Der schwere Kampf der Hoffnungsträger

VonChristoph Rabe

Auf Euphorie folgt Ernüchterung, auf einen Rausch ein dicker Kater. Den Gewinnern der Globalisierung, den großen Schwellenländern, geht die Puste aus, weil die Industriestaaten nicht mehr als Lokomotive für ihr Wachstum herhalten. Nun müssen die Bric-Staaten die Binnennachfrage kräftig ankurbeln.

Auf China ruhen besondere Hoffnungen. Devisenreserven erlauben es China, massive Investitionen in Infrastruktur und Entwicklung zu pumpen. Foto: ap Quelle: ap

Auf China ruhen besondere Hoffnungen. Devisenreserven erlauben es China, massive Investitionen in Infrastruktur und Entwicklung zu pumpen. Foto: ap

DÜSSELDORF. Brasilien, Indien, China und Russland, die unter dem Kürzel Bric-Staaten Furore gemacht haben, haben noch längst nicht jene Dynamik entwickelt, die ihnen erlauben würde, Finanzkrise und Rezession in Amerika, Japan und Europa zu ignorieren.

Aber sie wachsen weiter. Und das signalisiert immerhin eine Verschiebung der Kräfte in der globalen Krise. In den Schwellenländern vertrauen die Politiker zudem darauf, dass der Mittelstand zusätzlich für Nachfrage auf dem Binnenmarkt sorgt. Die Deutsche Bank sieht in dieser Bevölkerungsgruppe eine "potenziell mächtige Quelle für globale Nachfrage", weil die Bedürfnisse der wachsenden Mittelschicht in den Bric-Staaten dafür sorgen könnte, dass sich jene Lücke wieder schließt, die jetzt von den weniger kauffreudigen Konsumenten in den USA und Europa aufgerissen wird.

Auf China ruhen besondere Hoffnungen. Der Berg an Devisenreserven erlaubt es Peking, massive öffentliche Investitionen in Infrastruktur und Entwicklung zu pumpen. Gelingt es China mit einer Mischung aus fiskal-, geld- und währungspolitischen Steuerungsinstrumenten, vom Export auf den Binnenmarkt umzuschalten und das Wachstum bei acht Prozent zu halten, so dürfte davon über kurz oder lang die gesamte Weltwirtschaft profitieren.
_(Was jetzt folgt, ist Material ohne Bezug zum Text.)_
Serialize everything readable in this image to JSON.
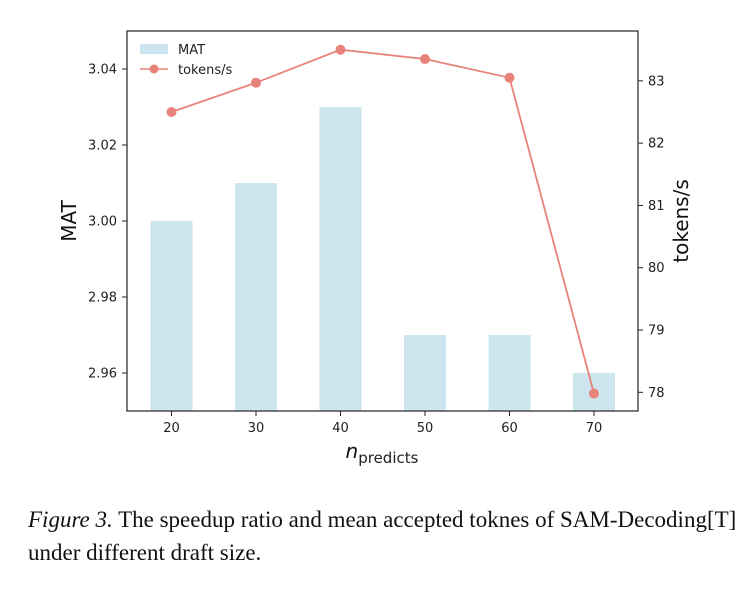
{
  "chart_data": {
    "type": "bar+line",
    "xlabel_base": "n",
    "xlabel_sub": "predicts",
    "categories": [
      "20",
      "30",
      "40",
      "50",
      "60",
      "70"
    ],
    "series": [
      {
        "name": "MAT",
        "type": "bar",
        "axis": "left",
        "color": "#cde5ef",
        "values": [
          3.0,
          3.01,
          3.03,
          2.97,
          2.97,
          2.96
        ]
      },
      {
        "name": "tokens/s",
        "type": "line",
        "axis": "right",
        "color": "#e8837c",
        "values": [
          82.5,
          82.97,
          83.5,
          83.35,
          83.05,
          77.98
        ]
      }
    ],
    "ylabel_left": "MAT",
    "ylim_left": [
      2.95,
      3.05
    ],
    "yticks_left": [
      "2.96",
      "2.98",
      "3.00",
      "3.02",
      "3.04"
    ],
    "ylabel_right": "tokens/s",
    "ylim_right": [
      77.7,
      83.8
    ],
    "yticks_right": [
      "78",
      "79",
      "80",
      "81",
      "82",
      "83"
    ],
    "legend_position": "top-left",
    "grid": false
  },
  "caption": {
    "figure_label": "Figure 3.",
    "text": " The speedup ratio and mean accepted toknes of SAM-Decoding[T] under different draft size."
  }
}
Denn fragt China Ausrüstung und Rohstoffe wieder im gewohnten Maße nach, kommt auch der Handel erneut in Gang - und die Welt hätte nur eine Atempause in der Globalisierung zu überstehen.

Doch die Wachstumsraten werden auch für China zurzeit täglich heruntergeschraubt. Die Analysten von Goldman Sachs rechnen nunmehr nur noch mit sechs Prozent im kommenden Jahr, der IWF gar mit nur fünf Prozent. Das sind drei Prozentpunkte weniger als jene magische Marke von acht Prozent, die China benötigt, um ohne soziale Spannungen über die Runden zu kommen. China reagiert ausgesprochen sensibel auf ausbleibende Aufträge aus Europa, Japan und den USA, wo die Rezession mächtig zuschlägt.

Wenn aber nicht einmal mehr China, der Wachstumsstar der vergangenen Jahre, sich vor dem Abschwung retten kann, wer dann? Brasilien und Russland stecken tief im Strudel der abstürzenden Rohstoffpreise. Indien - längst nicht so verflochten mit der Weltwirtschaft - erlaubt sich den Blick nach innen und hofft ebenso wie die anderen Schwellenländer, die Kauflaune der Konsumenten anzuregen. Aber rettet das die Weltwirtschaft?